SASSARI. Alle 5.08 di domani, dal cosmodromo di Baikonur nel Kazahkistan, partirà la navetta sovietica Soyuz, destinazione la stazione spaziale orbitante Iss. Soyuz, oltre a trasportare la prima turista spaziale, l’imprenditrice iraniano-statunitense Anousheh Ansari, metterà in orbita un box per esperimenti di immunologia predisposto dal gruppo di biologia spaziale dell’università di Sassari.
 In realtà per i ricercatori dell’ateneo sassarese si tratta della seconda missione spaziale del 2006. In marzo, sempre con Soyuz, c’è stata una prima serie di esperimenti e ora, Mariantonietta Meloni e Grazia Galleri, fanno il bis col progetto Leukin, accettato sotto l’egida di un accordo tra Agenzia Spaziale Europea e Agenzia Federale Russa, che, dopo lo stop degli Shuttle, ha riaperto la Stazione spaziale internazionale ai ricercatori europei.
 L’esperimento è stato allestito in parte a Sassari e in parte a Zurigo (responsabile principale l’insigne biologo spaziale Augusto Cogoli) ed è stato quindi preparato per il volo dall’equipe sassarese a Baikonur dove Mariantonietta Meloni e Grazia Galleri si trovano da circa una settimana. Il materiale biologico per gli esperimenti sarà portato sulla Stazione spaziale dal vettore Soyuz TMA-9, l’esperimento sarà eseguito dall’astronauta tedesco Thomas Reiter, in orbita già da luglio.
 “In realtà - spiega la dottoressa Meloni - si tratta in parte di un re-flight, cioè una ripetizione del precedente esperimento andato perduto durante la tragica missione dello shuttle Columbia nel 2003. Gli spazi disponibili su Soyuz sono diversi da quelli dello Shuttle e così tutto l’esperimento è stato riadattato alle nuove condizioni del volo. Un lavoraccio che mi è costato il sacrificio delle ferie. Ma insieme alla mia collega ci gratifica non poco la possibilità di poter verificare, in microgravità reale, i risultati di anni di lavoro”.
 “Lo scopo dell’esperimento è studiare il meccanismo di azione che determina la diminuzione della risposta immunitaria dei linfociti T nello spazio, cioè in condizioni di assenza di gravità, un problema medico osservato negli astronauti fin dal rientro dell’Apollo.”
 “Gli approci sperimentali sul comportamento dei Linfociti T sottoposti a condizioni di assenza di gravità hanno dimostrato che la microgravità ha un drammatico effetto sull’attivazione dei linfociti T verso la risposta immunitaria. Le cellule immunitarie infatti, sono severamente influenzate dall’ambiente spaziale con alterazioni nell’espressione genica, nella produzione di citochine e nel movimento e mostrano una notevole perdita della loro capacità proliferativa con conseguente perdita della loro funzione biologica.”

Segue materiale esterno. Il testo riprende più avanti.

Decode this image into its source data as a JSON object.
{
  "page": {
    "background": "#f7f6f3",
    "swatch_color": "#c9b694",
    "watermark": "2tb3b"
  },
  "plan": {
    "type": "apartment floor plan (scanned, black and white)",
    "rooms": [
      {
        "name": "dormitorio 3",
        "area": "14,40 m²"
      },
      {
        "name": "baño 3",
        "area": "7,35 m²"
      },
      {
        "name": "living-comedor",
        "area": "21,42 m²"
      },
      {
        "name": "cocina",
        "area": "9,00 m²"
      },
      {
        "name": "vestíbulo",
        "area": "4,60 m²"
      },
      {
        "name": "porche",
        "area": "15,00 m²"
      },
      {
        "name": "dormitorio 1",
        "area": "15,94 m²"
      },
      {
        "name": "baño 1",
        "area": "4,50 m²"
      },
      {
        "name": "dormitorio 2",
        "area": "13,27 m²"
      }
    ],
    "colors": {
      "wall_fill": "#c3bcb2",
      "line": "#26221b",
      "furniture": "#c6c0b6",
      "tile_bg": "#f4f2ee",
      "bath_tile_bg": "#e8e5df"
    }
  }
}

 “Scoperta - aggiunge la dottoressa Meloni - confermata più tardi, dal nostro gruppo su cellule di sangue in coltura, in diverse missioni spaziali che hanno affrontato alcuni importanti aspetti dell’attivazione linfocitaria a gravità zero. In questa seconda missione Soyuz i linfociti T umani vengono isolati da donatori sani volontari presso il Cosmodromo di Baikonur e sistemati per il volo nelle apposite camerette di coltura. Una volta raggiunta la Stazione Spaziale Internazionale, vengono attivati nei modi e nei tempi stabiliti dall’astronauta, fissati e conservati fino al rientro. Quindi - aggiunge la dottoressa Meloni - saranno esaminati utilizzando sofisticate apparecchiature e metodiche di un grosso laboratorio di ricerca di San Francisco. Ci auguriamo di ricavare dall’esperimento nuove informazioni sulla regolazione genica di molte delle molecole che, impegnate nella difesa dell’organismo, avviano e traducono i segnali che portano alla risposta immunitaria del linfocita T verso gli agenti estranei”.
 “Il fine ultimo dei nostri studi è proprio quello di chiarire le tappe dell’”impigrimento” dei linfociti T a 0g e individuare quali sostanze potrebbero ripristinare la loro normale risposta immune. Anche se la depressione della risposta immunitaria durante e dopo il volo non pone l’astronauta di fronte ad un vero e proprio stato patologico, costituisce un problema biomedico di importanza vitale per il proseguo dell’attività umana nello spazio, in vista delle lunghe permanenze sulla Stazione spaziale e sulla prossima colonizzazione di Marte”.